小さな体躯では持ち上げる事すら困難な傘を……ついに茂みの中まで運び込んだ。


子供はそこで手を止める。


そして、誇らしげな表情で傘を見つめてきた。


傘に問うことはできない。

傘は話すことができない。


されど、この子供が何らかの城を築いたことだけはわかった。



透明なびにぃるの奥では数冊の漫画なる紙の束が連なっている。

傘はあれらを雨風から防ぐ為の外壁なのだろう。


一部の凹んだ傘は石でも乗せれば地面に固定され、そよ風程度ではびくともしない壁になった。


他の傘足り得ぬ傘も同様に、布やびにぃるの膜を石で固定され――いささか歪な城壁を形作った。
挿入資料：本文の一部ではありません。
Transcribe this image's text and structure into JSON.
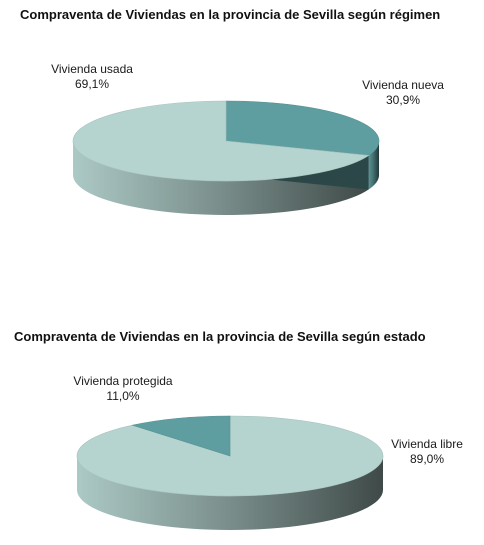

かの子供はこういった材料を集めるのが趣味なのやも知れぬ。


一塊の大きな傘は茂みの全方位を囲い、大きな傘と見違える形になっていた。


これが転がった傘の――傘足り得ぬ傘の一つの末路。


傘に感傷もなければ感動もないが。


傘に感情などない、はずなのだが。


美しくて歪な"びにぃるの城"を形作ることがやけに――誇らしい。


傘足り得ぬ傘の……これはこれで一つの美しい果てなのか。


否、この城はいくら頑丈なれど子供基準。


台風なる猛威はきっと防げない。


一見完全に見える城。


だが、隙間風が新たな持ち主を予感させた。


もって夏までだろうか。


けれど。


当分はこのびにぃるの城となることが傘の傘たる所以にしよう。


この日の空も、優しく泣いていたのだが。


それでも電線なる境目のないこの空を長らくは眺めたいと、傘は想った。